We need to advance on the path of reconciliation and we are the only ones who are active trying to fight against the flow of arms.
I have been explaining to the men and women in this Operation all the things that they have been doing. More than 2,000 hailings, 100 friendly approaches, 9 controls. This morning has been the ninth, the last one. Nothing suspicious has been found in this ship. It was a ship under the flag of Cameroon and the ship has been cleared to go to the destination. But we will continue monitoring the traffic on the Central Mediterranean.
[You can] have a look at the United Nations report that was issued yesterday. It is an interesting report explaining how much the arms embargo has been violated and also praising Operation Irini for its support.

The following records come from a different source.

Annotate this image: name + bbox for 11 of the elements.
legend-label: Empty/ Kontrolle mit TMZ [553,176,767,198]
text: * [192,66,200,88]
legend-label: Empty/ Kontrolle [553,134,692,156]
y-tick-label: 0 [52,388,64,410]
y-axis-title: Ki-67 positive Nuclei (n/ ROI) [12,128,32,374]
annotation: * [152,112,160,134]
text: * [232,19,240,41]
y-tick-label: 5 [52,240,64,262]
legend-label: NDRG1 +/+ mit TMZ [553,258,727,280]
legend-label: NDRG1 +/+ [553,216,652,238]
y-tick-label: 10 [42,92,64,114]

Member States have also reaffirmed their commitment to Irini, the mandate of the Operation will be extended for two more years. I think it is a good sign of the commitment of the United Nations and the European Union to the peace in Libya.
Q. You just said that the mission could become a mission to implement the ceasefire in Libya.

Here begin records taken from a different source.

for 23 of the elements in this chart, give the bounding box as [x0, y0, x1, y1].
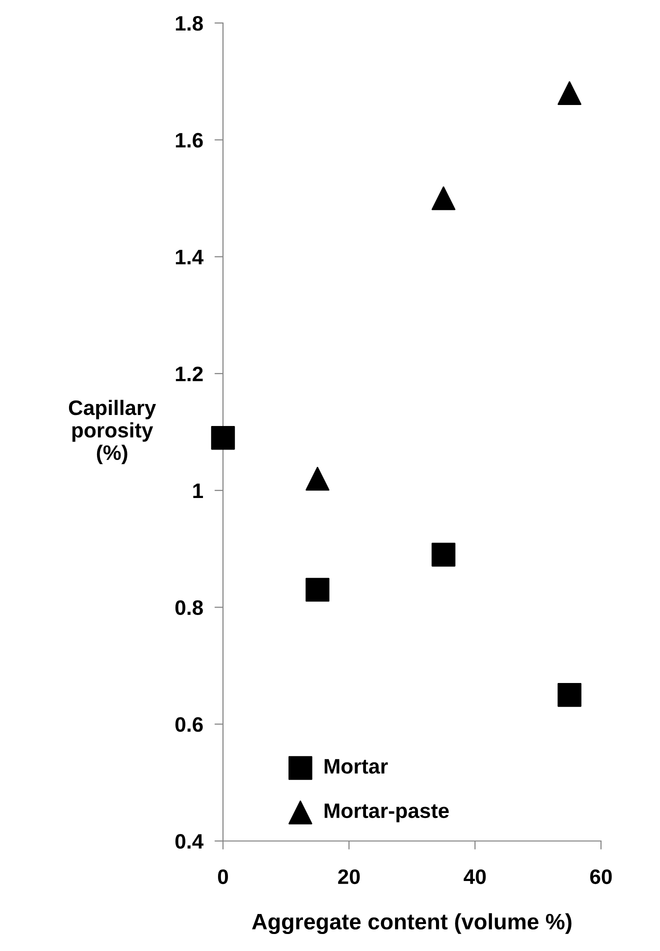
point: [306, 466, 330, 491]
x-tick-label: 20: [338, 869, 360, 884]
legend-label: Mortar: [324, 759, 388, 774]
point: [558, 683, 582, 707]
legend-label: Mortar-paste: [324, 804, 449, 822]
x-tick-label: 40: [464, 869, 486, 884]
x-axis-title: Aggregate content (volume %): [252, 913, 572, 934]
point: [432, 542, 456, 567]
x-tick-label: 0: [218, 869, 228, 884]
y-tick-label: 1.2: [176, 366, 203, 382]
y-tick-label: 1: [193, 484, 203, 498]
x-tick-label: 60: [590, 869, 612, 884]
point: [558, 81, 582, 106]
y-tick-label: 1.6: [176, 132, 203, 148]
point: [306, 578, 330, 602]
y-tick-label: 0.6: [175, 717, 203, 732]
y-tick-label: 0.8: [175, 600, 203, 616]
y-tick-label: 1.4: [176, 250, 204, 264]
point: [432, 186, 456, 210]
y-axis-title: Capillary porosity (%): [68, 400, 156, 464]
y-tick-label: 1.8: [176, 16, 203, 31]
point: [211, 426, 235, 450]
y-tick-label: 0.4: [175, 834, 204, 849]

Not this mission. Irini is about Irini, but if the United Nations requests European Union’s support, I am ready to take that into consideration and ask the Member States to do it. But it has to come from the United Nations and it has to be a completely new different mission.
Q. The Arms embargo is strictly related to the migrants issue, on that front we are in Sicily, we are the border of Europe. Sicilian institutions are often facing this alone. What can you tell us about that?
I know that migration is an important issue for all Europe. It is an even more important issue for Italy and it is an even more important issue for Sicily and Lampedusa. The closer you are to the problem, the bigger is the concern. Il vicino sente di più il problema. But we have to deal with the migration problem as a European problem. We have to make all Member States understand that they have to help to share the burden.
And this is the purpose of the new Migration Pact that the Commission and also me as part of the Commission have been proposing to Member States, and the Member States are still discussing it. How do we manage solidarity among Member States? Among the ones who are far away from the problem geographically, that they do not feel the consequences, and the ones who are at the border, at the frontline. This is a European problem and we have to look for solutions to make solidarity effective, not just in rhetoric, but in practical terms.
But Irini has nothing to do with migration. When we launched Operation Irini, some Member States were afraid that Irini was going to create a kind of pull effect: ‘You send boats and the boats will attract migrants because if they know that there is a boat they will be saved by the boat’. And I had to spend a lot of time and political work to convince them that Irini could work to enforce the arms embargo without creating a pull effect.
And one year later thank god we have to recognise that this has been the case. Irini has not been involved in migrants issues, it has been doing its work: arms embargo and at the same time trying to help and train the Libyan coast guards to make the Libyan coast guards be a part of the solution to the problem. And from this point of view there is much more to do, and Irini is ready to increase its efforts in training the Libyan coast guards, providing assets and providing trainings.
Migration is an important problem for Italy, it is an important problem for Sicily, the solution has to come from Europe and we have to engage all Member States. I hope that the discussions that have taken place in Brussels will finally agree in an effective way on sharing the burden, trying to save lives, to fight against irregular migration, to fight against the smugglers and at the same time to open ways for regular migration. Because Europe as a whole needs migrants, but they have to come on a regular basis. Migration has to be regulated in order to be safe and fair.